Color Water Features
Water reacts in interesting ways to light. Moving water has the tendency to absorb the colored light while still water reflects it. Both characteristics can be used to create gorgeous lighting effects in your landscape. Waterfall and fountain features can be transformed into dancing blue or crimson flames with the addition of colored spotlights, while the shimmering surface of a pool or pond can be lit up or used to reflect a rippling pattern onto an outdoor feature or building facade.
Create Silhouettes
Silhouettes add a dreamlike quality to a landscape, like an object glimpsed through heavy mist. Silhouettes can be formed from any landscape feature or object with an interesting outline. This can be done by using a spotlight to backlight the object. The spotlight then contributes not only the pattern of the object's outline, but also additional ambient lighting to the area in front of the object.
Incorporate Shadows
When thinking about landscape lighting design, many people have the tendency to want to place too much lighting, leaving nothing to the imagination.

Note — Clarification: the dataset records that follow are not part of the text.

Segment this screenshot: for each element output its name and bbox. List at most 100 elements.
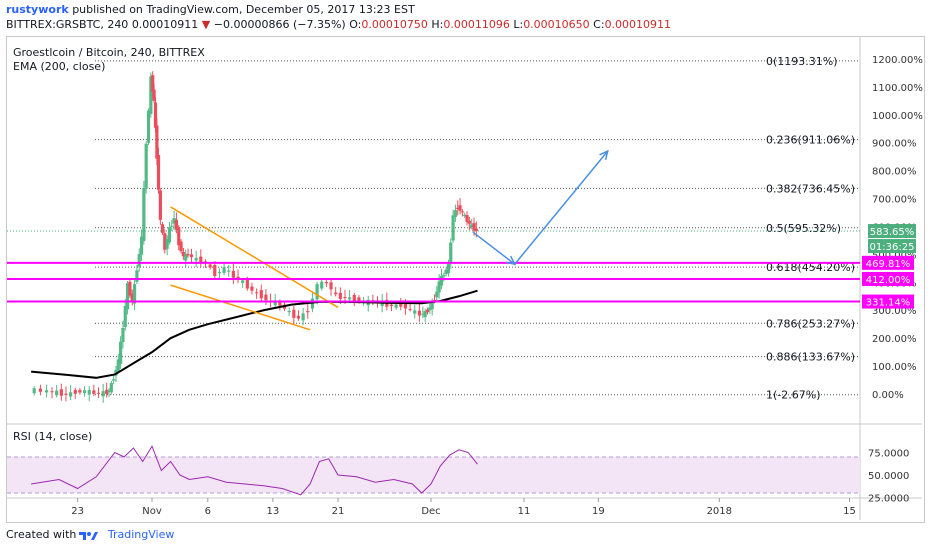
candle-body <box>329 282 333 290</box>
candle-body <box>399 302 403 307</box>
candle-body <box>348 297 352 300</box>
candle-body <box>55 390 59 396</box>
rsi-tick: 25.0000 <box>868 494 909 505</box>
arrow-head-down-icon <box>505 255 517 266</box>
candle-body <box>273 301 277 306</box>
candle-body <box>250 286 254 291</box>
last-value: 0.00010911 <box>131 18 199 31</box>
candle-body <box>292 309 296 318</box>
level-label-bg <box>862 294 914 309</box>
candle-body <box>151 75 155 92</box>
candle-body <box>158 190 162 220</box>
candle-body <box>463 214 467 216</box>
level-label: 331.14% <box>866 298 911 309</box>
countdown-bg <box>868 239 916 254</box>
price-tick: 300.00% <box>872 306 917 317</box>
candle-body <box>181 251 185 257</box>
candle-body <box>167 227 172 243</box>
candle-body <box>213 265 217 276</box>
candle-body <box>87 390 91 395</box>
candle-body <box>179 241 183 252</box>
candle-body <box>245 278 249 289</box>
time-tick: 15 <box>843 506 856 517</box>
rsi-tick: 50.0000 <box>868 471 909 482</box>
ema-legend: EMA (200, close) <box>13 60 105 73</box>
open-value: 0.00010750 <box>361 18 428 31</box>
candle-body <box>199 256 203 264</box>
fib-label: 0.618(454.20%) <box>766 261 855 274</box>
change-down-icon: ▼ <box>201 18 211 31</box>
close-value: 0.00010911 <box>604 18 672 31</box>
candle-body <box>155 125 159 159</box>
fib-label: 0.886(133.67%) <box>766 351 855 364</box>
candle-body <box>241 280 245 283</box>
publish-info: rustywork published on TradingView.com, … <box>6 3 415 16</box>
price-tick: 100.00% <box>872 362 917 373</box>
candle-body <box>389 304 394 307</box>
candle-body <box>125 283 130 310</box>
candle-body <box>423 311 427 318</box>
wedge-lower-line <box>170 284 311 331</box>
candle-body <box>105 389 109 394</box>
change-value: −0.00000866 (−7.35%) <box>213 18 346 31</box>
candle-body <box>287 311 291 313</box>
created-with-text: Created with <box>6 528 77 541</box>
candle-body <box>116 359 120 371</box>
candle-body <box>78 390 82 393</box>
candle-body <box>112 379 116 381</box>
candle-body <box>132 284 137 304</box>
fib-label: 0.5(595.32%) <box>766 222 841 235</box>
candle-body <box>310 298 315 309</box>
low-value: 0.00010650 <box>523 18 590 31</box>
candle-body <box>264 294 268 301</box>
time-tick: 21 <box>332 506 345 517</box>
candle-body <box>82 390 87 394</box>
price-tick: 900.00% <box>872 139 917 150</box>
candle-body <box>403 302 408 309</box>
candle-body <box>139 236 144 255</box>
rsi-tick: 75.0000 <box>868 449 909 460</box>
time-tick: Nov <box>142 506 162 517</box>
candle-body <box>449 242 453 263</box>
candle-body <box>152 89 156 101</box>
candle-body <box>472 223 476 231</box>
candle-body <box>69 392 73 397</box>
candle-body <box>460 211 464 213</box>
tradingview-brand[interactable]: TradingView <box>107 528 175 541</box>
high-value: 0.00011096 <box>443 18 510 31</box>
author-link[interactable]: rustywork <box>6 3 69 16</box>
candle-body <box>315 284 319 300</box>
fib-label: 1(-2.67%) <box>766 389 821 402</box>
candle-body <box>458 205 462 211</box>
candle-body <box>144 143 148 189</box>
candle-body <box>92 390 96 394</box>
candle-body <box>453 210 458 217</box>
candle-body <box>32 388 36 394</box>
time-tick: 11 <box>518 506 531 517</box>
chart-title: Groestlcoin / Bitcoin, 240, BITTREX <box>13 46 205 59</box>
candle-body <box>413 310 417 314</box>
candle-body <box>306 311 310 313</box>
candle-body <box>255 292 259 294</box>
candle-body <box>357 297 361 302</box>
candle-body <box>149 76 153 114</box>
candle-body <box>301 313 305 321</box>
rsi-legend: RSI (14, close) <box>13 430 92 443</box>
candle-body <box>38 388 42 392</box>
candle-body <box>435 291 439 298</box>
candle-body <box>107 390 111 392</box>
price-tick: 0.00% <box>872 390 904 401</box>
level-label-bg <box>862 255 914 270</box>
candle-body <box>50 391 54 393</box>
candle-body <box>45 390 49 393</box>
candle-body <box>153 102 158 128</box>
projection-arrow <box>472 150 609 266</box>
price-tick: 200.00% <box>872 334 917 345</box>
candle-body <box>109 382 113 393</box>
candle-body <box>222 267 226 273</box>
candle-body <box>425 309 430 313</box>
candle-body <box>296 315 301 319</box>
countdown-label: 01:36:25 <box>870 242 915 253</box>
candle-body <box>421 313 425 315</box>
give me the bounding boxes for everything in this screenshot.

But sometimes what is not lit can make as much of a statement as what is. Like silhouettes, shadows can introduce intricate shapes and patterns into the landscape. Trees make excellent subjects for shadows because of their organic shapes and the random patterning of branches. Downward facing spotlights can be placed in or beside trees to allow the patterns of their branches to cover a surface. Alternatively, shadows can be projected a greater distance by spotlights placed behind an object, similarly to how you would create a silhouette.
Emphasize Architectural Features
Many older buildings have decorative architectural features that are worth highlighting - especially at night. Whether it’s an ornate archway or decorative french windows, spotlights can be used to highlight sections of a building’s facade in order to draw attention to them. With the addition of color filters, this technique can be used to give a vintage building an artistic modern touch.